As it turns out, lots of so-called “dwarf” and “mini” pigs grow to upwards of several hundred pounds, any pig can be put into the dwarf category if it’s smaller than an average pig — which grow to 300-700 pounds. What will he do if she keeps growing? Adjust. There is no adopting her out to a family, no dropping her off at a farm. There was a time when he considered those options, but he couldn’t go through with it. La Chata is a city pig now, as weird as that sounds, and as he was told by Dr. Adal Velásquez, the pig specialist he saw, there are lots of myths about pigs that simply aren’t true: the first being that they have to be on a farm in order to be happy.
Pigs are extremely smart and adaptable, they are also extremely clean. The only reason that pigs wallow in mud or manure is because they don’t sweat and they’re trying to cool down the best they can. La Chata is even potty-trained, she does her business on a couple of fake green grass mats on the balcony of her room. She sleeps in her own room, complete with giant dog bed that she has ripped open in the middle because she likes to root around in it and bury herself in the stuffing. And she won’t go to sleep until Ángel covers her with her blanket.
La Chata has taken on a star-studded persona in Mexico City’s La Roma. She’s pretty hard to miss as she walks around Rio de Jainero park, but she also has over 13,000 followers on Instagram and 15,000 Facebook friends. She shows up for local charities, strutting her stuff, scouring the ground for food scraps. She has taken on several important causes, including creating awareness about kids with cancer and visiting kids in orphanages.
“I want La Chata to really mean something, not just be a story about a guy and his girlfriend that got tricked into buying what they thought was a mini pig.

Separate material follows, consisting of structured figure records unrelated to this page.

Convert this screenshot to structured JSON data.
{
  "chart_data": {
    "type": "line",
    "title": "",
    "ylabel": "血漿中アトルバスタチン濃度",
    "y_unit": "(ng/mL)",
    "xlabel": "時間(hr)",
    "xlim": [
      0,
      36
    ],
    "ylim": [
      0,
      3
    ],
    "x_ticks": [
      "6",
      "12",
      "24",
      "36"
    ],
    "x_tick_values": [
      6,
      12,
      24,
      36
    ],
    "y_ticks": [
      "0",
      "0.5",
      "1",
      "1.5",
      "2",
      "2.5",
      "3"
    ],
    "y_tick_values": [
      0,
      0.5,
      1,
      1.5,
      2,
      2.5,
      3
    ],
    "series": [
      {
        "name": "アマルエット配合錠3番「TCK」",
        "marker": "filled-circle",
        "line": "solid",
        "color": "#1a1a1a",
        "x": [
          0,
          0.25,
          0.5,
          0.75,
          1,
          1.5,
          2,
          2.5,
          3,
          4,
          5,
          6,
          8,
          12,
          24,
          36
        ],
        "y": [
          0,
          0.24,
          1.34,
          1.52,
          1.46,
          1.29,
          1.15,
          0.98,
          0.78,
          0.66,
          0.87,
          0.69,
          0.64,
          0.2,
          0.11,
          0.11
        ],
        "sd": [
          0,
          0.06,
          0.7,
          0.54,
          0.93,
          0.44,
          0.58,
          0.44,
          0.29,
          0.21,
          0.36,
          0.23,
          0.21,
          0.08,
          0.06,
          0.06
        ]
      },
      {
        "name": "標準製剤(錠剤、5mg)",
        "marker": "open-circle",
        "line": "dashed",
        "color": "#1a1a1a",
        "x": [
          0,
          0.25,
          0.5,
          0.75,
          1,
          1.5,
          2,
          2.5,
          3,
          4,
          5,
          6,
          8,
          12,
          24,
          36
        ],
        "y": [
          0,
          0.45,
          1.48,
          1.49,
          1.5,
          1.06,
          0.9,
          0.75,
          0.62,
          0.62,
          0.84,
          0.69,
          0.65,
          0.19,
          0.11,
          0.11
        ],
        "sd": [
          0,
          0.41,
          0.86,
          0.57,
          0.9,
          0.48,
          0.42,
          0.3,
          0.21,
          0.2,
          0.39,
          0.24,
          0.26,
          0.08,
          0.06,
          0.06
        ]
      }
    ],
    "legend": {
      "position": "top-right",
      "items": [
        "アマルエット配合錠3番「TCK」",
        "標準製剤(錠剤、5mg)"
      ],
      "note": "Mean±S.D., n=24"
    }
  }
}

That’s why we’ve started to focus on causes that we can help with.”
As pig tales go, this one has a happy ending, a pig owner who has made adjustments to his life in order to accommodate his beautiful (and suprisingly large) beast, but there are those that don’t end so well.
When we started talking about factory farms I had the instinct to cover La Chata’s ears. Angel has stopped eating pork altogether because of this experience, but he’s not an adamant vegetarian. His real issue he says, is the way that commercially-raised animals are treated so inhumanely, how their lives are so stressful and horrible. He imagines his own La Chata, with her secret shared language of grunts and snorts, and her smile when you rub her belly and the idea that any animal is too stupid to feel pain, anxiety or stress is preposterous (she wags her tail for godsake!). Having met this pig, no one can deny that she has quite the personality.
Whether she convinces us all to become vegetarians or not, we should all be glad she’s keeping it real in La Roma, reminding us that everyone deserves a chance — even pigs — and that life is full of unexpected surprises.